The province raised $441 million in the monthly auction of oil and gas rights in the sale Wednesday. That was a record for one month, and more than a third of the total for the entire previous fiscal year, setting another record.
The province's energy minister said new gas discoveries in northeastern B.C. are helping to fuel the bidding for drilling licenses.
Key parcels in the sale were three drilling licences located in the Stewart Creek area, approximately 40 kilometres southwest of Fort St. John.
"We had thought we would get somewhere in the neighbourhood of $135 million this time, but $441 million...We're not going to turn it down," said Energy Minister Richard Neufeld.
The B.C. government has a long history of being conservative with its revenue estimates at budget time, and then announcing big surpluses later.
But the energy minister said the nearly half-a-billion-dollar windfall from the auction of oil and gas rights was a surprise to him.
"We make predictions, but these things kind of blow those predictions up," said Neufeld on Thursday.

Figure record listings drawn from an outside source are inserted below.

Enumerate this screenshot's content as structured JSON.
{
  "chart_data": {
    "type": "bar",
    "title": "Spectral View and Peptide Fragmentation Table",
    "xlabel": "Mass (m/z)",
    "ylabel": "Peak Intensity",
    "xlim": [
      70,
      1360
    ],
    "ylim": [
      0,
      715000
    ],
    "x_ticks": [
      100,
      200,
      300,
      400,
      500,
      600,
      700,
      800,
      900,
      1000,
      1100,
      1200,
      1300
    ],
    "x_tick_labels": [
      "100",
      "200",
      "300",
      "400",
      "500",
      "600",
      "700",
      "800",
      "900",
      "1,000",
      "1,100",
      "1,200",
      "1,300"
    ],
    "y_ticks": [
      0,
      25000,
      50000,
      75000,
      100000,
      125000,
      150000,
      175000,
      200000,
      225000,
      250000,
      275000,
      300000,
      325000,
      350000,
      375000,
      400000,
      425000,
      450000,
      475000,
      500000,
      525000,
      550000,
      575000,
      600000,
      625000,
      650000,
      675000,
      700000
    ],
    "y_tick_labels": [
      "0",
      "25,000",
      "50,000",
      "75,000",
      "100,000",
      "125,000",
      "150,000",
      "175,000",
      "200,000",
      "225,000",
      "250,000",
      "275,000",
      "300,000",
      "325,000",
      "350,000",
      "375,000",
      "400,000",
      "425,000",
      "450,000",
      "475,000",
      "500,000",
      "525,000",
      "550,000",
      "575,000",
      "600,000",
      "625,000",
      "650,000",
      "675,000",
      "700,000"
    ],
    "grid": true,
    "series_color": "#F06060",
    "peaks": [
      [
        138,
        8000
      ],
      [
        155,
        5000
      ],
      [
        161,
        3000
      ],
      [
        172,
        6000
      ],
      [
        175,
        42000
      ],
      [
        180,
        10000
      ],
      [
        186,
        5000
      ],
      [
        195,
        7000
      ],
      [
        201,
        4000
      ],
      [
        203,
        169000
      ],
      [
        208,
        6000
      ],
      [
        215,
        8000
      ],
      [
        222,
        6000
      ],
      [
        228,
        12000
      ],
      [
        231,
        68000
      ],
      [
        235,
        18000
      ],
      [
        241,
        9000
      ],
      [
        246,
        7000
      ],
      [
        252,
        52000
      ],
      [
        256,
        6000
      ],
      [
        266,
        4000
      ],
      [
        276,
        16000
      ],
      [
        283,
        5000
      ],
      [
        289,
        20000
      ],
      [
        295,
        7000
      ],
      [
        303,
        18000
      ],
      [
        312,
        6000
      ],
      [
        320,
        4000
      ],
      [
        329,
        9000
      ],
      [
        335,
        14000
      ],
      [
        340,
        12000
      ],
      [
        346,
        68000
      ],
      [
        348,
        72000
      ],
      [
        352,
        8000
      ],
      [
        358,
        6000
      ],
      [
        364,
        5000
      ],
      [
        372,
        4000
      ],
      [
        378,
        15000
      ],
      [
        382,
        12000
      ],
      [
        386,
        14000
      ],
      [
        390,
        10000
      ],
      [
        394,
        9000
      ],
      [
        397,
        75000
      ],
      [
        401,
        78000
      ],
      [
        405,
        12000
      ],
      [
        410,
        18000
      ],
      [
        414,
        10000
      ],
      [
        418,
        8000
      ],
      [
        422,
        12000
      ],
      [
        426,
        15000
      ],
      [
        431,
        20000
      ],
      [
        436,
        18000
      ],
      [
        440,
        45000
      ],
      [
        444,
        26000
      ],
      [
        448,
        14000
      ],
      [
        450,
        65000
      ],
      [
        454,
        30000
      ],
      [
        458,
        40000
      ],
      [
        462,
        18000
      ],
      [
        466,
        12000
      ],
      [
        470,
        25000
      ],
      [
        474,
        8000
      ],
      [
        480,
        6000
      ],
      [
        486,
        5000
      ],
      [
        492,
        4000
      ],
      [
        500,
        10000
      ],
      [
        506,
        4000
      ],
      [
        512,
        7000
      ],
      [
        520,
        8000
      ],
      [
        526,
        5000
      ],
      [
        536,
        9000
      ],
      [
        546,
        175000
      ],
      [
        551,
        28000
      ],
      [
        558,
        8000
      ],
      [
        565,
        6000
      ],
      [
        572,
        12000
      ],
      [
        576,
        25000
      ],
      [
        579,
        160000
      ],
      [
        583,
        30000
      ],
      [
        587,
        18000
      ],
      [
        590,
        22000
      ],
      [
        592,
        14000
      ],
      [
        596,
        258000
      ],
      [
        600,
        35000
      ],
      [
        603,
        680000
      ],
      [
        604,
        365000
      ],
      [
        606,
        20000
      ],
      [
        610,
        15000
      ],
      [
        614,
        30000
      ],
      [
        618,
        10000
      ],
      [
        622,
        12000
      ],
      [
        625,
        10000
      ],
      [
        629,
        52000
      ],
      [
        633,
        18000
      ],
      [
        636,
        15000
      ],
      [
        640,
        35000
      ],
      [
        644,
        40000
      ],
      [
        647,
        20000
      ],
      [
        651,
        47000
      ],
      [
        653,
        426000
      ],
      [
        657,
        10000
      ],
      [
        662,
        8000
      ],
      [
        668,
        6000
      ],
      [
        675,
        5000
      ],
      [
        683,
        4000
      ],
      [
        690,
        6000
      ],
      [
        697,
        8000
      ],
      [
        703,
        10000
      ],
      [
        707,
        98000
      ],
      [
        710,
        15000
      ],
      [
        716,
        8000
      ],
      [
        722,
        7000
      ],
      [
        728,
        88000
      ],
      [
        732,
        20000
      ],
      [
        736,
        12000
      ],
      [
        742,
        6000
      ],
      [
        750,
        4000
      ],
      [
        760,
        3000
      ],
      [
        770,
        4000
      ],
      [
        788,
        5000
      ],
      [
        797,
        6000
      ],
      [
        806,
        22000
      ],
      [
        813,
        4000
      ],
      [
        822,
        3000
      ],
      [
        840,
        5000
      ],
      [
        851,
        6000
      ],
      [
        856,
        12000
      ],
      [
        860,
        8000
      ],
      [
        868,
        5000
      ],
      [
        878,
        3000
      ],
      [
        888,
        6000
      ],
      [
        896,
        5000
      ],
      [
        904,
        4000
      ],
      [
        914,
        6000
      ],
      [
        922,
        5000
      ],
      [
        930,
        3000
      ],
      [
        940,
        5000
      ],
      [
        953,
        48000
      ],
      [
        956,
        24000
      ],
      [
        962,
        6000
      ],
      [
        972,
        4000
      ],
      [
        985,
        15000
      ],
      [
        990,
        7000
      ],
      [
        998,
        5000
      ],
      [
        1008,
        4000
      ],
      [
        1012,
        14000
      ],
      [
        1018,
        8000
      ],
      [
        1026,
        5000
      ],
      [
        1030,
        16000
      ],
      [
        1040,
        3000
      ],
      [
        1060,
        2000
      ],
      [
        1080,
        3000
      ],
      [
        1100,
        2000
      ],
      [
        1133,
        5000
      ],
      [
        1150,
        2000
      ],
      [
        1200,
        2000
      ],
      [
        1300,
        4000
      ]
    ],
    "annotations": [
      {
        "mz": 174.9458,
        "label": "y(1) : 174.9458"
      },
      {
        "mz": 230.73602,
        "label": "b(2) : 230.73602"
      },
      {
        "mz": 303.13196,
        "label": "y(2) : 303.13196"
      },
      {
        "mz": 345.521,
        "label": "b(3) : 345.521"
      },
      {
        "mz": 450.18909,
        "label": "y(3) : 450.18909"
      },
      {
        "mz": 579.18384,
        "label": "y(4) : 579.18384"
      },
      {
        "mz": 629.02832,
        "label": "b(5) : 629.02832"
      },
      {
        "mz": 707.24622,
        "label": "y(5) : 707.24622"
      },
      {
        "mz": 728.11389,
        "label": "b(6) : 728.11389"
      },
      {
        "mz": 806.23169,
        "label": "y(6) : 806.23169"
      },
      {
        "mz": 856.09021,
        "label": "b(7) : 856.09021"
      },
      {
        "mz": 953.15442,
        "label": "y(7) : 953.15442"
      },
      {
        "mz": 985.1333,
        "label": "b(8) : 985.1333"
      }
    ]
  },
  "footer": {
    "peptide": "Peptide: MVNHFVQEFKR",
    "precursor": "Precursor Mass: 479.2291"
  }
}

NDP environment critic Shane Simpson criticized the government for boasting about petroleum revenues at the same time it is taxing motorists to cut fuel consumption.
Premier Gordon Campbell has promised to cut B.C. greenhouse gas emissions by one third in the coming years, and recently introduced a carbon tax on all fossil fuels to encourage energy conservation.
"That is the inconsistency of this government," said Simpson.
But the energy minister noted almost all of the latest revenue is from natural gas, which he considers a clean fuel.
Natural gas has fewer emissions of sulphur, carbon, and nitrogen than coal or oil, and it has almost no ash particles left after burning, meaning it contributes less to smog and air pollution.
But burning natural gas does produce carbon dioxide, and extracting it also releases methane gas, both of which are significant causes of global warming, according to scientists.